24.9 C
Caraguatatuba
14 Julho 2024

Sete de Setembro

Sete de Setembro

Para alívio da maioria de nós e talvez, frustração dos que davam como certo o mergulho do Brasil no autoritarismo nesta terça-feira, as manifestações do Sete de Setembro em apoio ao governo federal, especialmente os atos de Brasília e São Paulo, transcorreram de forma majoritariamente pacífica. Com exceção de um pequeno incidente envolvendo manifestantes que tentaram furar um bloqueio na Praça dos Três Poderes, vimos apenas algumas bombas de gás lacrimogênio e muitos cartazes com propostas absurdas que atentavam contra a democracia.

A se destacar ainda, o não comparecimento dos presidentes da Câmara, do Senado e do Supremo Tribunal Federal, cujas ausências se devem a não apoiarem os atos antidemocráticos propostos pelo presidente Jair Bolsonaro.

A presença popular que foi grande, mas muito menor que o estimado pelos financiadores e organizadores do evento, não foi composta de baderneiros, mas de brasileiros, em sua maioria pessoas “abastardas”, a quem não interessa um País mais justo para todos. Querem apenas manter seus privilégios e conservar a classe dos menos favorecidos como seus súditos e servidores. Para eles, pobre não pode ter carro, viajar ou usar o mesmo elevador.

Diante das manifestações desta terça, há duas percepções errôneas. A primeira delas é simplesmente considerar que essa manifestação represente a maioria do povo brasileiro. A grande maioria com certeza preferiu não participar de um confronto o que poderia justificar uma intervenção miliar e a outra, é a de considerar que o presidente possa não parar de agredir o estado democrático de direito, prejudicando ainda mais o País.
Também agora, não há como ignorar que, além dos que foram às ruas em apoio ao presidente, há muitos outros, a grande maioria, que mantêm grande insatisfação quanto ao futuro das liberdades democráticas no Brasil e quanto aos excessos recentes cometidos pelo presidente.

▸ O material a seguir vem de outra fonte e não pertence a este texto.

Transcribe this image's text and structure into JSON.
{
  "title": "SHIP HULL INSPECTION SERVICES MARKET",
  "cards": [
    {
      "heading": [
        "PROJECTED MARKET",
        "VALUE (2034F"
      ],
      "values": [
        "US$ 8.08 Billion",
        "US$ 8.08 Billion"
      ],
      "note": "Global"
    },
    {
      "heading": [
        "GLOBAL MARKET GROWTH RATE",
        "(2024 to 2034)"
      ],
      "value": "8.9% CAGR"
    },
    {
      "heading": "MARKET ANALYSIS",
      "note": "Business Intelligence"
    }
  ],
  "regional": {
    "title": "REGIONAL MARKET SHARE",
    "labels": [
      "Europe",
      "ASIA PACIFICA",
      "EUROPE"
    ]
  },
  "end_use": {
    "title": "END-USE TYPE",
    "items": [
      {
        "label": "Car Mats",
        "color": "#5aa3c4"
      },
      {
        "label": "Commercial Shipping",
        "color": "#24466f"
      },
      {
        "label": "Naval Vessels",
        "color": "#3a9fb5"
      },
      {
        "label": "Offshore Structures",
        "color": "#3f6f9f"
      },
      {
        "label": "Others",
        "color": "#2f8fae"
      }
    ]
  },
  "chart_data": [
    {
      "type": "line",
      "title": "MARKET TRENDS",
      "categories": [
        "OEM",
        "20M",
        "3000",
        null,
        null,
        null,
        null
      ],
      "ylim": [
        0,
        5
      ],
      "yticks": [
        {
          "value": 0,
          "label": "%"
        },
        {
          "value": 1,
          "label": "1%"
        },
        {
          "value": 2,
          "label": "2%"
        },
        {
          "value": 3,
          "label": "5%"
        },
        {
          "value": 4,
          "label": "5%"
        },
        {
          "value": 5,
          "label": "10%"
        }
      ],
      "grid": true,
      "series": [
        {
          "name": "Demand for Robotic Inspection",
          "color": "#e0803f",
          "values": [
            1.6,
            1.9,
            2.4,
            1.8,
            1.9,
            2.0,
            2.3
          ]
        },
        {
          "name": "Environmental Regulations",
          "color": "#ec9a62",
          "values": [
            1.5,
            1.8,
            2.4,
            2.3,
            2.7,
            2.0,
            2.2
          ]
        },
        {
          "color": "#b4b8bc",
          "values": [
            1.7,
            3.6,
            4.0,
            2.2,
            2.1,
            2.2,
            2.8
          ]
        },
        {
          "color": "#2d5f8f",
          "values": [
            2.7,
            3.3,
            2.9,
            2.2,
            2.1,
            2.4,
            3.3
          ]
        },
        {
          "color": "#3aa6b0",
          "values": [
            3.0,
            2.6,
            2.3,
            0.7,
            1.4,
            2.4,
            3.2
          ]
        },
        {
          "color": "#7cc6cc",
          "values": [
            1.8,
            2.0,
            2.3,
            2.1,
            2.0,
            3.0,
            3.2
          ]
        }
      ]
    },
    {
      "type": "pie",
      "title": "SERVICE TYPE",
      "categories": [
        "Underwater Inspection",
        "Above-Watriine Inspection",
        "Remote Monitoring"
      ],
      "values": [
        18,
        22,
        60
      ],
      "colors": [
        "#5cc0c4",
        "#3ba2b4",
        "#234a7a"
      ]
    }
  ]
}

Esses são aqueles que assistem diariamente à degradação da imagem de nosso País no exterior e que padecem com a falta de emprego, da alta da inflação, do preço dos alimentos, do preço do gás e energia.

Muitos ainda indagam sobre a falta de planejamento desse desgoverno que não soube atuar diante da pandemia e da crise energética.

O país padece de uma cegueira coletiva, pois 23% de sua população ainda acredita que o problema não seja do presidente, mas sim de poderes constitucionais como o Supremo Tribunal Federal e o Congresso Nacional.

São essas duas instituições que ainda conseguem manter o equilíbrio e preservar nossas leis, e a impedir que atos fascistas sejam praticados por Bolsonaro e alguns militares.

Não se pode ler a participação significativa neste Sete de Setembro como uma carta branca para que Jair Bolsonaro tome qualquer atitude que saia das já famosas “quatro linhas da Constituição”.

No passado, políticos já quiseram fazer crer que seus votos eram uma espécie de respaldo para que pudessem fazer de tudo no Planalto, inclusive depredar as instituições e submeter o Estado a eles. Mas, assim como votação massiva não autoriza nenhum presidente, nem sua família, a saquear o país, o povo na rua também não autoriza nenhum líder a tomar atitudes que causem ruptura democrática.

Por mais que haja defensores dessa ruptura entre os manifestantes, esta minoria não pode ser entendida como a voz predominante nos atos de terça-feira.

O brasileiro em sua grande maioria, que sentia orgulho de usar o verde e amarelo, quer respeito às liberdades democráticas, mas também quer vencer a pandemia, quer deixar a inflação para trás, quer a estabilidade que traz a confiança necessária para investimentos, geracão de emprego e renda, para o Brasil voltar a crescer.

E isso só será possível se o presidente, protagonista das rusgas recentes, for capaz de baixar as armas, o que até agora não ocorreu e que provavelmente, continuará não ocorrendo, já que não tem a cultura, nem a inteligência necessária para aquilatar a real dimensão do que faz e de suas consequências.